Pour nous, celui qui adore les nègres est aussi "malade" que celui qui les exècre". Frantz Fanon; Peau noire, masques blancs; publié en 1952.

02/07/2020

La décolonisation faite, cet essai de compréhension du rapport Noir-Blanc a gardé toute sa valeur prophétique : car le racisme, malgré les horreurs dont il a affligé le monde, reste un problème d'avenir.

Il est ici abordé et combattu de front, avec toutes les ressources des sciences de l'homme et avec la passion de celui qui allait devenir un maître à penser pour beaucoup d'intellectuels du tiers monde.

Né à Fort-de-France en 1925, il s'engage dans les Forces françaises libre en 1943, puis étudie la médecine, la philosophie et la psychologie à Lyon. Il devient médecin-chef de l'hôpital psychiatrique de Bilda, mais il est expulsé d'Algérie en 1957 et s'installe à Tunis où il reste lié avec les dirigeants du GPRA. Il meurt d'une leucémie après avoir publié deux autres ouvrages consacrés à la révolution algérienne et à la décolonisation.

Lorsque Frantz Fanon dit « Pour nous, celui qui adore les nègres est aussi « malade » que celui qui les exècre ». Il évoque un paradoxe toujours d'actualité dans notre société : D'un côté, les racistes qui éprouvent une détestation envers les Noirs. L'homme Noir serait une sous race, un être (ou plutôt un bien) détestable et abominable qui n'a rien d'humain, et qui, en raison de sa couleur, doit être systématiquement réduit en esclavage. 

De l'autre côté, les adorateurs des Noirs. Le Noir serait un être exceptionnel qui par son histoire, sa vélocité est capable de tous les exploits de ce monde. Un être ayant souffert par le passé qui se doit d'être grandiose aujourd'hui.

Or, pour Fanon, dans les deux cas- qu'on soit raciste ou adorateur Noir- qu'on « adore le noir » ou qu'on « l'exècre » le résultat est similaire : l'homme noir est déshumanisé et renvoyé à sa couleur de peau. Soit le noir est vu comme un bon à rien (thèse raciste) soit il est extraordinaire (thèse antiraciste).

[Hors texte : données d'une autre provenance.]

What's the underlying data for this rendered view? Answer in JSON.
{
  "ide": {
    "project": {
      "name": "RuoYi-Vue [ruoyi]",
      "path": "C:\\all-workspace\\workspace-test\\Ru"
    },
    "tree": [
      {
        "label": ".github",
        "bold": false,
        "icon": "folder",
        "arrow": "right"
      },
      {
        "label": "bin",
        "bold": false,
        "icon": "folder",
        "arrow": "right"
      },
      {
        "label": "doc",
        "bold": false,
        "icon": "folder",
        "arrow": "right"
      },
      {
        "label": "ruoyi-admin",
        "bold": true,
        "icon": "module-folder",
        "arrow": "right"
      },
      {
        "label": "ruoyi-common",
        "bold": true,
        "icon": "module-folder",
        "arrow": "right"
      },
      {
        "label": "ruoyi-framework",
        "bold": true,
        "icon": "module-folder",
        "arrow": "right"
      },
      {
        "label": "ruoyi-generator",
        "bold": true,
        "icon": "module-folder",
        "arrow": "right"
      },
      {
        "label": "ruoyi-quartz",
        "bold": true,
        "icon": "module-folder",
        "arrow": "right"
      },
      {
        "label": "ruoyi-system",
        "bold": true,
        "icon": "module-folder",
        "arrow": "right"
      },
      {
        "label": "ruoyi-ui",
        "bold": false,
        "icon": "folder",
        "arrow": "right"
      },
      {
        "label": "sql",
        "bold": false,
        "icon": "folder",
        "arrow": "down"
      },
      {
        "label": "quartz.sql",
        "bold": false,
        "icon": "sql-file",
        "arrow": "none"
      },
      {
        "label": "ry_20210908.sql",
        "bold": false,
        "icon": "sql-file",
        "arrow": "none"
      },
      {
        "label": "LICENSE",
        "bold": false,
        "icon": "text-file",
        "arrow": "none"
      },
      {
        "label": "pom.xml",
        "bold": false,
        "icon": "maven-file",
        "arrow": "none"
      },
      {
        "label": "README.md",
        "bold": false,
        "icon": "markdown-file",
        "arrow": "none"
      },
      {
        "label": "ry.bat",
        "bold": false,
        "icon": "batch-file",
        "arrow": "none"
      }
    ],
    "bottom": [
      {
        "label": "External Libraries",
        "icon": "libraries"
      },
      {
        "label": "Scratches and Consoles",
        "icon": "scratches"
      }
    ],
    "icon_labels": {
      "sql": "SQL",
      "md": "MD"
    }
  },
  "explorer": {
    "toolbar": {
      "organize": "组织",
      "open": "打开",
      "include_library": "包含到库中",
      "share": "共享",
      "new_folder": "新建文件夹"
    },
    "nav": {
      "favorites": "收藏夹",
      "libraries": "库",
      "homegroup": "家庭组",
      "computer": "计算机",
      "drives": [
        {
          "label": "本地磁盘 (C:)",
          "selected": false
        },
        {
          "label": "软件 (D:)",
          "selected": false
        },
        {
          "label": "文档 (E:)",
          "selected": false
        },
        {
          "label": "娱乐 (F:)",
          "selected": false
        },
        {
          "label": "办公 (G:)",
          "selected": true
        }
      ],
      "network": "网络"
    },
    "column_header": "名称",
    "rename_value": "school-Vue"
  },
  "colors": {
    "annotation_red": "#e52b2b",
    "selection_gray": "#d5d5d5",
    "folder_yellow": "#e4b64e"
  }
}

En ce sens, Tania de Montaigne explique qu'il existe des « Noirs friendly » qui culpabilisent de l'esclavage et veulent racheter les actes de leurs ancêtres par des discours ou des actes absurdes, a priori amicaux mais qui sont tout autant discriminants que les actes racistes.

« Les Noirs, comme tous les êtres en majuscules, n'ont pas le droit d'être moyens ou communs... il m'arrive régulièrement de croiser des personnes qui trouvent les Noirs « géniaux »... Il faut être gentil avec les Noirs, les Juifs, les Musulmans, les Jaunes, leur culture présente une telle richesse.» Finalement, sans juste milieux il semble très difficile de pouvoir mener un véritable combat contre le racisme.

Personne ne demande à l'homme blanc d'aujourd'hui d'être responsable des négriers du XVII ème siècle pour paraphraser Frantz Fanon ou de poser un genou à terre comme l'affirme Marion Maréchal Lepen. Il s'agit en réalité d'un combat pour l'égalité, pour l'application de la Constitution « La France est une République indivisible, laïque, démocratique et sociale. Elle assure l'égalité devant la loi de tous les citoyens sans distinction d'origine, de race ou de religion ». Personne ne demande à réécrire l'histoire mais plutôt raviver la mémoire. Cette mémoire, vitale et nécessaire pour poser des bases saines entre tous les hommes sans distinction de couleur. 

Bien sûr, il s'agit d'une lutte contre tous les racismes, « l'antisémitisme me touche en pleine chair, je m'émeus, une contestation effroyable m'anémie, on me refuse la possibilité d'être un homme. Je ne puis me désolidariser du sort réservé à mon frère. Chacun de mes actes engage l'homme. Chacune de mes réticences, chacune de mes lâchetés manifeste l'homme ». (Frantz Fanon). 

Après la lutte pour la reconnaissance du racisme colonial, d'un esclavage crime contre l'humanité (loi du 21 mai 2001) il est peut être temps d'une lutte pour une application effective de toutes ces lois puisqu'elles sont difficilement applicables comme en atteste l'actualité avec les affaires George Floyd ou Adama Traoré. Peu importe, le lieu, qu'on soit aux Etats-Unis ou en France,  rien ne justifie qu'on refuse la qualité d'être humains en raison d'une origine ou d'une couleur de peau car« une injustice commise quelque part est une injustice commise dans le monde entier» (Martin Luther King).